An important thing to note is that most violations can have different weight levels. A function with the recommended maximum cyclomatic complexity exceeded by 1 will receive a far more lenient treatment than the one exceeding the threshold by 120. This however is not applied to strictly boolean style checks.

After we've separately calculated GPAs for each namespace we calculate a weighted arithmetic mean whereby the weight of each namespace is represented by it's function count. Hence, a namespace with 5 functions will be 5 times more impactful in terms of GPA than the one with just one function, and infinitely more impactful than an empty namespace (see below). We believe this incentivises developers to refactor larger namespaces first, with a good effect on the overall health of the project.

GPA algorithm artefacts

Every scoring algorithm creates it's own classes of artefacts and what we describe above is far from perfect. If you've read the above explanation carefully you can see that namespaces that contain no functions (e.g. empty classes), no matter how bad they may be, are not taken into account when calculating the final GPA since their GPA multiplier (number of functions) will be 0. Taken to an extreme a project with 1000 identical classes each with no functions will yield a GPA of 4. Congrats, you've just gamed the system.
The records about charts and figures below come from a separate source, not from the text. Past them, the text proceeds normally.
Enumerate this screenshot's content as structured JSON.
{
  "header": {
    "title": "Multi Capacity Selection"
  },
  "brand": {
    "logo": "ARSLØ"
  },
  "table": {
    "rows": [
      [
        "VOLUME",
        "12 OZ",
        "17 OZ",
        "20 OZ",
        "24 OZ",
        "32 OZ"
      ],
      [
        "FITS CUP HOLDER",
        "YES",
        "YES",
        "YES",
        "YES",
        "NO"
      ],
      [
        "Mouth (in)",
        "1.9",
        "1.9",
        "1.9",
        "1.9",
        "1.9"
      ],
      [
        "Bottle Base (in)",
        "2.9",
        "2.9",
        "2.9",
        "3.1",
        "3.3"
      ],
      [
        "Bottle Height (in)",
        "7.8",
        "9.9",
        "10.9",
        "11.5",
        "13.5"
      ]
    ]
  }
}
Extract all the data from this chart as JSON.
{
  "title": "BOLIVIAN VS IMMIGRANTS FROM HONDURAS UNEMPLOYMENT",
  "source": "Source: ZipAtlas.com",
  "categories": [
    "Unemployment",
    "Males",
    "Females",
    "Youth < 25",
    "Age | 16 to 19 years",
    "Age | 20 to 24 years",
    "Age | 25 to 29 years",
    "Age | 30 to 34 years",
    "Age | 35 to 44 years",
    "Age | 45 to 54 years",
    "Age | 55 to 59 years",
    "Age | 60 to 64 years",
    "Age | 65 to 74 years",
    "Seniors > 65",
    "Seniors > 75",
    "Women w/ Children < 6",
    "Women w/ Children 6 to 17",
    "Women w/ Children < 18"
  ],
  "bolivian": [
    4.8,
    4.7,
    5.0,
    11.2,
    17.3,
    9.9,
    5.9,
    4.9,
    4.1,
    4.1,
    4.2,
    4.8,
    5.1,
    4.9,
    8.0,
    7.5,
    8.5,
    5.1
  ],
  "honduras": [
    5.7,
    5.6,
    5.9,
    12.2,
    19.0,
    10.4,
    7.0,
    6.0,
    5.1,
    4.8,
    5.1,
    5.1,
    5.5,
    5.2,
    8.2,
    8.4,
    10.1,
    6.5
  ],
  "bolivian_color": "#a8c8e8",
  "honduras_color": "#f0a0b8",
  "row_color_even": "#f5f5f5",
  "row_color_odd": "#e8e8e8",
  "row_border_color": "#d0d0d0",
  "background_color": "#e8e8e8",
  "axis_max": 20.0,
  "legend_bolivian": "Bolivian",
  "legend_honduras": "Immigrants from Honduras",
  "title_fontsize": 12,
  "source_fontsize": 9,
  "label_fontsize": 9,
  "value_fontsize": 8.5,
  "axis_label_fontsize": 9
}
Similarly you might have noticed that code duplication no matter how small will always impact the class pretty heavily. Three or four small copy-paste jobs in a large namespace with dozens of functions will heavily impact it's GPA and - by extension - the total GPA of the project. Such problems will often occupy top spots in the Quick Wins section of your project report as things you should tackle first. Thankfully code duplication is one of the easiest (and most rewarding!) code smells to approach so you can often improve your total GPA substantially by factoring out common code to one or two functions.

Changing GPA

Sometimes GPA will change without any changes to the code. These changes may vary in magnitude from small to substantial. This is basically us changing our algorithms by adding new checks and supporting more languages. To illustrate it with an example let's take a look at Ruby on Rails project. We currently support Ruby but not JavaScript so the substantial amount of JavaScript in the project remains invisible to our analysers. However, JavaScript support is in our pipeline and once we start analysing JavaScript code we will start showing issues with .js source files and take these into account when calculating the overall GPA. Your overall project score may then substantially change without you changing a single line of code!

The second class of changes to out algorithms involves new checks being added. We currently analyse source code for complexity and duplication but we have many other checks in the pipeline like the ones for design antipatterns (e.g. feature envy). Once we teach our analysers how to detect such violations you will start seeing these being reported in your projects and penalties for these will be subtracted from your total GPA.

Last but not least we may occasionally tweak our algorithms to ensure that we assign fair and reasonable grades to different types and magnitudes of their violations. We will try to limit these changes to an absolute minimum and when they're introduced we'll do our best to minimize their impact and explain their rationale.

We are aware that sudden changes in GPA might be annoying and confusing but we believe this is a fair price to pay for being able to show help you constantly improve your code and your skills as a developer. We think it would be a shame if we avoided improving our service and limiting the value we can offer you in order to maintain the stability of an abstract, artificial number.

In defense of GPA

While all we've said above might sound like GPA is worthless this is certainly not the case. All we're trying to convey is that it should not be the only thing you're looking at. Using a metaphor GPA is a mark on the compass indicating the direction you should be headed next. If you've ever been playing RPGs (who hasn't!) you know that quests can change or you can be given side quests but these generally won't impact the main quest. In the game of codebeat the main quest is the improvement of your code and you as a developer and GPA is just one of the tools to help you get there.